Net als 32 jaar geleden draaide de bekerfinale voor Jules Knaepen uit op een nederlaag. ‘Danny Boffin’, zegt de assistent-trainer van Sint-Truiden, ‘kan niet eeuwig blijven voetballen, hé.’

Zelfs de aanwezigheid van de scheidende Vlaamse minister-president Patrick Dewael kon Sint-Truiden in een broeierig heet Koning Boudewijnstadion niet aan de beker helpen. Daarvoor ontbrak het de Limburgers niet alleen aan scherpte in de duels, voor de rust vonden ze ook geen antwoord op het technisch meesterschap van La Louvière. De ploeg van Ariël Jacobs strafte de verdedigende foutjes van de Truienaars genadeloos af, waarna ze zich voor eigen doel terugtrok.

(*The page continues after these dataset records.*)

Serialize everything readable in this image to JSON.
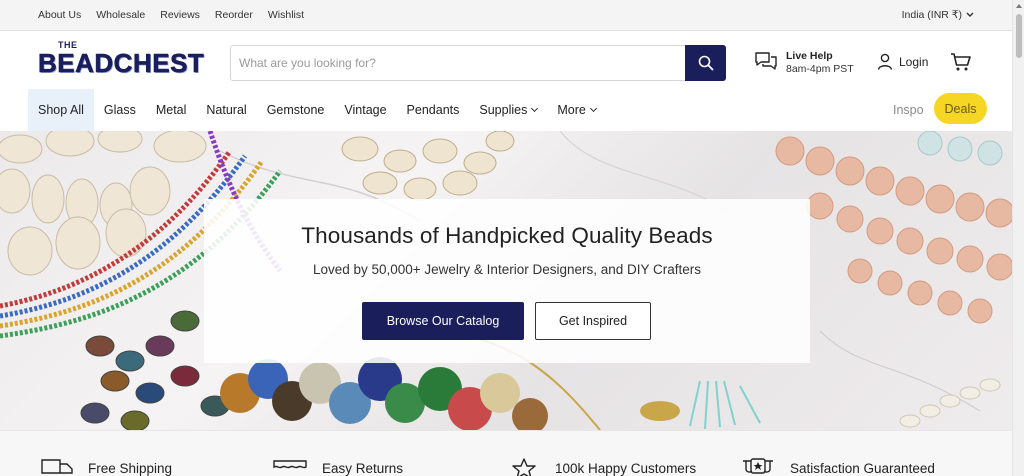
{
  "topbar": {
    "links": [
      "About Us",
      "Wholesale",
      "Reviews",
      "Reorder",
      "Wishlist"
    ],
    "currency": "India (INR ₹)"
  },
  "header": {
    "logo_the": "THE",
    "logo_name": "BEADCHEST",
    "search_placeholder": "What are you looking for?",
    "search_value": "",
    "live_help_title": "Live Help",
    "live_help_hours": "8am-4pm PST",
    "login_label": "Login"
  },
  "nav": {
    "items": [
      {
        "label": "Shop All",
        "dropdown": false
      },
      {
        "label": "Glass",
        "dropdown": false
      },
      {
        "label": "Metal",
        "dropdown": false
      },
      {
        "label": "Natural",
        "dropdown": false
      },
      {
        "label": "Gemstone",
        "dropdown": false
      },
      {
        "label": "Vintage",
        "dropdown": false
      },
      {
        "label": "Pendants",
        "dropdown": false
      },
      {
        "label": "Supplies",
        "dropdown": true
      },
      {
        "label": "More",
        "dropdown": true
      }
    ],
    "inspo_label": "Inspo",
    "deals_label": "Deals"
  },
  "hero": {
    "title": "Thousands of Handpicked Quality Beads",
    "subtitle": "Loved by 50,000+ Jewelry & Interior Designers, and DIY Crafters",
    "primary_cta": "Browse Our Catalog",
    "secondary_cta": "Get Inspired"
  },
  "features": [
    {
      "label": "Free Shipping",
      "icon": "truck-icon"
    },
    {
      "label": "Easy Returns",
      "icon": "returns-box-icon"
    },
    {
      "label": "100k Happy Customers",
      "icon": "star-icon"
    },
    {
      "label": "Satisfaction Guaranteed",
      "icon": "award-icon"
    }
  ],
  "colors": {
    "brand_navy": "#1a1f5c",
    "deals_yellow": "#f6d624",
    "nav_active_bg": "#e8f1fa"
  }
}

En daar stond een sublieme Jan Van Steenberghe te keepen.

“Dit is klote.” Jules Knaepen, de assistent van STVV-trainer Jacky Mathijssen, vond geen ander woord zo kort na het duel. “Vandaag is voetbal onrechtvaardig geweest voor ons. Die beker moest de bekroning worden van een superseizoen, maar het heeft weer niet mogen zijn. Misschien waren we iets te veel favoriet, al hebben de spelers de tegenstander zeker niet onderschat. La Louvière reageerde gewoon heel opportunistisch op de aangeboden kansen. Zij scoorden op een moment dat wij de wedstrijd in handen hadden. Dat geluk hadden wij niet. Volgens mij waren er drie cruciale momenten : die kopbal die al dan niet over de lijn was, de afgekeurde goal van Bram Vangeel, en de handsbal van Ishiaku die aan hun derde doelpunt voorafgaat. Dit doet pijn. De ontgoocheling is groot, maar ook dit komen we wel weer te boven. Met deze jonge ploeg is immers nog veel mogelijk.”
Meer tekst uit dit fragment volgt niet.